Not one of the boys could answer the question. Perhaps there was no answer. There often is none to questions of that kind.


CHAPTER XIX

A Stress of Circumstances

The next few weeks brought nothing of adventure to the boys. Their work went on wonderfully well. They sent down the mountain innumerable ties and all the cordwood that the trees yielded after the ties were cut. They sent down also a large number of great timbers for use in bridge building and the like, but nothing occurred to justify the name of their camp—Camp Venture.

Their firelight conversations were briefer and less spirited than before, because they were working so strenuously now that they were over-weary when supper was done, and they went to bed at least an hour earlier than they had done before. The earlier novelty of camping had at last worn out and with it the excitement that tends to keep people awake.

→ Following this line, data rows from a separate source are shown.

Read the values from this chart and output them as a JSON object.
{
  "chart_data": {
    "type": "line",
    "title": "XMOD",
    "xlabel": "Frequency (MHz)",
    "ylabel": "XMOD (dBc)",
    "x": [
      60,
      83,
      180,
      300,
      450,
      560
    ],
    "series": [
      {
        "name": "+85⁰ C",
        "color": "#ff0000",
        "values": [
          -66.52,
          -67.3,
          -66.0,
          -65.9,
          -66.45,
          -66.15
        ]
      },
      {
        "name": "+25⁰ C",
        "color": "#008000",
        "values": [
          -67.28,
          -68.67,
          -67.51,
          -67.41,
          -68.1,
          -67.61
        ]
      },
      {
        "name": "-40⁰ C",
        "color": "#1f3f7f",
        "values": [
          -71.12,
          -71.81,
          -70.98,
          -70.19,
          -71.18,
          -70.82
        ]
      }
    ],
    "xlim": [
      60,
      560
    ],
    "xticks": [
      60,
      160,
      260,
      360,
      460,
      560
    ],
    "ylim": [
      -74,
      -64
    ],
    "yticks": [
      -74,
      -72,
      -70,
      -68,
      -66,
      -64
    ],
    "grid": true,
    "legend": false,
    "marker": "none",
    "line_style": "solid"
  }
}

Nevertheless they constituted a happy company, all the more so because their work was producing larger results even than they had anticipated. They were sending down the mountain more ties, more cordwood and many more of the high-priced bridge timbers than they had expected to send.

Looking over the accounts one evening in February, when the snow was beginning to melt, Jack said:

"Boys, we've already accomplished more than we expected to do during the whole winter and spring. If we keep it up at the same rate we shall earn quite twice the money we expected to make. So Camp Venture is clearly a success. It is getting so well along in the year now that we need not fear deep snows or avalanches, or anything of that sort to bother us or interfere with our work."

"Nevertheless," said the Doctor, returning from an examination of his scientific instruments, "we're in for a snow storm to-night. It is already beginning and so far as my instruments are to be trusted, it is likely to be very heavy, with high winds."